Feusner J H, Behrens J A, Detter J C, Cullen T C
Am J Clin Pathol. 1979 Sep;72(3):410-4. doi: 10.1093/ajcp/72.3.410.
Samples of venous and capillary blood were collected simultaneously from healthy adults to assess the accuracy of platelet counts in capillary blood as determined by an automated particle counter. The difference between the mean venous blood platelet count (248,300) and the mean capillary blood count (215,500) was highly significant (P less than .001). For 24% (7/29) of the subjects, the capillary blood platelet count underestimated the venous blood count by greater than or equal to 25%, with three subjects erroneously classified as thrombocytopenic. A heterogeneous group of thrombocytopenic patients showed a similar difference in mean platelet counts (venous blood: 72,500/microliter; capillary blood: 65,400/microliter; P = 0.01). In most clinical situations, capillary blood platelet counts were adequate for patient evaluation; however, when an accurate platelet count is necessary, venous blood should be used.

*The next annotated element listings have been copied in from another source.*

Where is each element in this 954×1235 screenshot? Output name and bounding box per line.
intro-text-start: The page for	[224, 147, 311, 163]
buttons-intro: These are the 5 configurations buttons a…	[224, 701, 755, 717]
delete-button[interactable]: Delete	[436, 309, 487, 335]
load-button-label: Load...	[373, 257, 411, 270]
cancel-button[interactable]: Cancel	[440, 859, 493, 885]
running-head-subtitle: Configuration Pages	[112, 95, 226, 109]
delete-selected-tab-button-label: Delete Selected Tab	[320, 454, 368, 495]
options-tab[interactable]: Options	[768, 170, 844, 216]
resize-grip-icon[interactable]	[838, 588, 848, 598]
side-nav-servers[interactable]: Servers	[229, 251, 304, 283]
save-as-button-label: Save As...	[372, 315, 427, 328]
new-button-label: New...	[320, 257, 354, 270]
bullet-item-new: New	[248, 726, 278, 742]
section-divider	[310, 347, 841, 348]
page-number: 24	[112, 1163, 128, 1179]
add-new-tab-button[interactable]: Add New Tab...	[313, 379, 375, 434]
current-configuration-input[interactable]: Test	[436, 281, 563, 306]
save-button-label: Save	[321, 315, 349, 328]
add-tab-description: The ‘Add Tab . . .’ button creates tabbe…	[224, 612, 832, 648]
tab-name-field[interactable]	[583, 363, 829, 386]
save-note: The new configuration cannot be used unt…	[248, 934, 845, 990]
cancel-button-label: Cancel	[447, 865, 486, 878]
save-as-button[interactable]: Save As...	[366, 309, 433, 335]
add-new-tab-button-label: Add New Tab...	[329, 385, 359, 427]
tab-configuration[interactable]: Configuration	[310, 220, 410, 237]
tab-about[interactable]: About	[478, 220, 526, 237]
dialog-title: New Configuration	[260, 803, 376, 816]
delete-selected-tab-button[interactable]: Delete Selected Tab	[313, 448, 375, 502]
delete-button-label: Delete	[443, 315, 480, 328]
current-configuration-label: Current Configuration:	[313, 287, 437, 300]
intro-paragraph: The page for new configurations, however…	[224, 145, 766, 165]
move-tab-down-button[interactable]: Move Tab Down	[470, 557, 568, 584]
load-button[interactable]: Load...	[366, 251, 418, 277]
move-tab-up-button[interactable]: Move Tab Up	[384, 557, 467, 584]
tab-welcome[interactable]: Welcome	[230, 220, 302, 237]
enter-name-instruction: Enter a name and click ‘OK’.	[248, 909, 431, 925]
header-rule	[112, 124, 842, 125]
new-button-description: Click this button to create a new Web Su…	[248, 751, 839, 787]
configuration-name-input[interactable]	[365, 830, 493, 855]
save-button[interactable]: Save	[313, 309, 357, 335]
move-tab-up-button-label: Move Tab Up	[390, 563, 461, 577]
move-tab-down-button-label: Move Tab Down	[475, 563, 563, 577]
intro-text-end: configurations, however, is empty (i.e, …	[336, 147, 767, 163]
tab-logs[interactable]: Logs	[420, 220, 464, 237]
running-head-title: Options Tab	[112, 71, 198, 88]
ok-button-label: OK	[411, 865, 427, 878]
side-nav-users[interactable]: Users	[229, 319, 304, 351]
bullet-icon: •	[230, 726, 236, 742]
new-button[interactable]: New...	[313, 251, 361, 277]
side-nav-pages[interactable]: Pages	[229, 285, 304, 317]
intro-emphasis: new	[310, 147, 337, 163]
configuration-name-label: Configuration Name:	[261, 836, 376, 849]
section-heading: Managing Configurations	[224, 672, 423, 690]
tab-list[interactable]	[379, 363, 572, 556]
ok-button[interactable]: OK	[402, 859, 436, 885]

从健康成年人中同时采集静脉血和毛细血管血样本,以评估自动颗粒计数器测定的毛细血管血中血小板计数的准确性。静脉血血小板平均计数(248,300)与毛细血管血平均计数(215,500)之间的差异非常显著(P小于0.001)。对于24%(7/29)的受试者,毛细血管血血小板计数低估静脉血计数大于或等于25%,有三名受试者被错误分类为血小板减少症。一组异质性血小板减少症患者的平均血小板计数也有类似差异(静脉血:72,500/微升;毛细血管血:65,400/微升;P = 0.01)。在大多数临床情况下,毛细血管血血小板计数足以用于患者评估;然而,当需要准确的血小板计数时,应使用静脉血。